Три минуты сорок секунд. Тридцать девять.

– Я на подходе, – сказал Филип.

Его перебил голос Эндрю:

«Нас в оружейной обстреляли, начальничек».

Филип пропустил мимо ушей уменьшительный суффикс.

– Сильно?

«Порядочно, – признал Эндрю. – Чучу свалили, меня подсекли. Хорошо бы помощь».

– Рук не хватает, – произнес Филип, быстро соображая.

Двое его людей сторожили каркас, готовые снять любого, кроме своих. Трое строителей боролись с повреждением. Филип подскочил к ним, ухватился за черную опору. На связи недовольно крякнул Эндрю.

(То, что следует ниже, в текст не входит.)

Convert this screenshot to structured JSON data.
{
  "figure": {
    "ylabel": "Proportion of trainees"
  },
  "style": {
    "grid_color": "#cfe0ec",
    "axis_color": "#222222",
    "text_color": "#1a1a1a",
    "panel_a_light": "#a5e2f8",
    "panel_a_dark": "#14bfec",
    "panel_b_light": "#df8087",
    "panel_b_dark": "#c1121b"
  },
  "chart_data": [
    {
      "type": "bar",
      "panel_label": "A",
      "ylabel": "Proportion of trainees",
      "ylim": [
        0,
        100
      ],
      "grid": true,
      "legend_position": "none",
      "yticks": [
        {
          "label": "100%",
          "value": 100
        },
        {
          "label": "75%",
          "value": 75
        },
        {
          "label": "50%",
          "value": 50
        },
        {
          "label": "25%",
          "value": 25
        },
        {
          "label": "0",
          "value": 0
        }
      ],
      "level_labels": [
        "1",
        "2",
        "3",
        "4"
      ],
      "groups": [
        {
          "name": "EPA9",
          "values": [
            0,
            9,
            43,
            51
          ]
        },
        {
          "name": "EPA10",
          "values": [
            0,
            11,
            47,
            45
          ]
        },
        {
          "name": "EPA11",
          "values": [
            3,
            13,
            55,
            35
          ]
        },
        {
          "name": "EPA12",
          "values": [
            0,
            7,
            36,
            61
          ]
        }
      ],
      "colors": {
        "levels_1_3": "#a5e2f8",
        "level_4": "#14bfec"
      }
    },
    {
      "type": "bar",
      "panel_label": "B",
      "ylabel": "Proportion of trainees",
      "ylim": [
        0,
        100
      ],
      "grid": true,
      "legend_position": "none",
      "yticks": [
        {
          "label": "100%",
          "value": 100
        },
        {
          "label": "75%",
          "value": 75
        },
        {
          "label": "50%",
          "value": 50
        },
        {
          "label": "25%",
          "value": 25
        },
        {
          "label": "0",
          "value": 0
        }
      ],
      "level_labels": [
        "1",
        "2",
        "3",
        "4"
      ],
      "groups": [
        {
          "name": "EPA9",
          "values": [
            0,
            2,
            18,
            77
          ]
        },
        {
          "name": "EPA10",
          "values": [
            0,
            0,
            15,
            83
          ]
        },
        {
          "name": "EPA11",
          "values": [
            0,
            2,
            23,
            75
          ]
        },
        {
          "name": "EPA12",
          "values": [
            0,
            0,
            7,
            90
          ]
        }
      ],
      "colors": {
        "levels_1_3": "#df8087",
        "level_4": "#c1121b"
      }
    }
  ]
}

Едва он увидел черный песок на заевшем соединении, проблема стала ясна. В атмосфере, чтобы ее устранить, было бы достаточно хорошенько дунуть. Здесь это не вариант. Ааман бешено скреб ножом, выбрасывая крошку за крошкой, освобождая сложную систему тонких пазов.

Три минуты.

Ааман подтянул секцию и попытался вставить на место. Почти села, почти. Однако, стоило качнуть ее в обратную сторону, крепление разошлось. Филип видел, как бранится техник за усыпанным черными песчинками лицевым щитком. «Если бы захватили баллончики воздуха…» – подумал он.

Да ведь есть воздух!

Он выдернул из руки Аамана нож и воткнул клинок себе в запястье, в самое тонкое место на шве перчатки. Острая боль подсказала, что он немножко перестарался. Нормально. На дисплее мигнул сигнал тревоги, Филип не обратил внимания. Он подался вперед, прижал дырочку скафандра к месту стыка. Выходящий воздух сдул грязь и льдинки. Показалась единственная капелька крови, застыла идеальным шариком и отскочила от каркаса. Филип отступил, позволив Ааману закрепить секцию. На этот раз держалась крепко. Поврежденный скафандр уже загерметизировал дыру от ножа.

Филип отвернулся от лесов. Мирал и Джози сняли канистры с поддона и крепили к балкам. Вспышки тревожных маячков потускнели, их в дыму и смятении объезжали машины спасателей, направлявшихся, скорее всего, на выстрелы в оружейной. Филип, не знай он, как обстоят дела, тоже счел бы их главной угрозой.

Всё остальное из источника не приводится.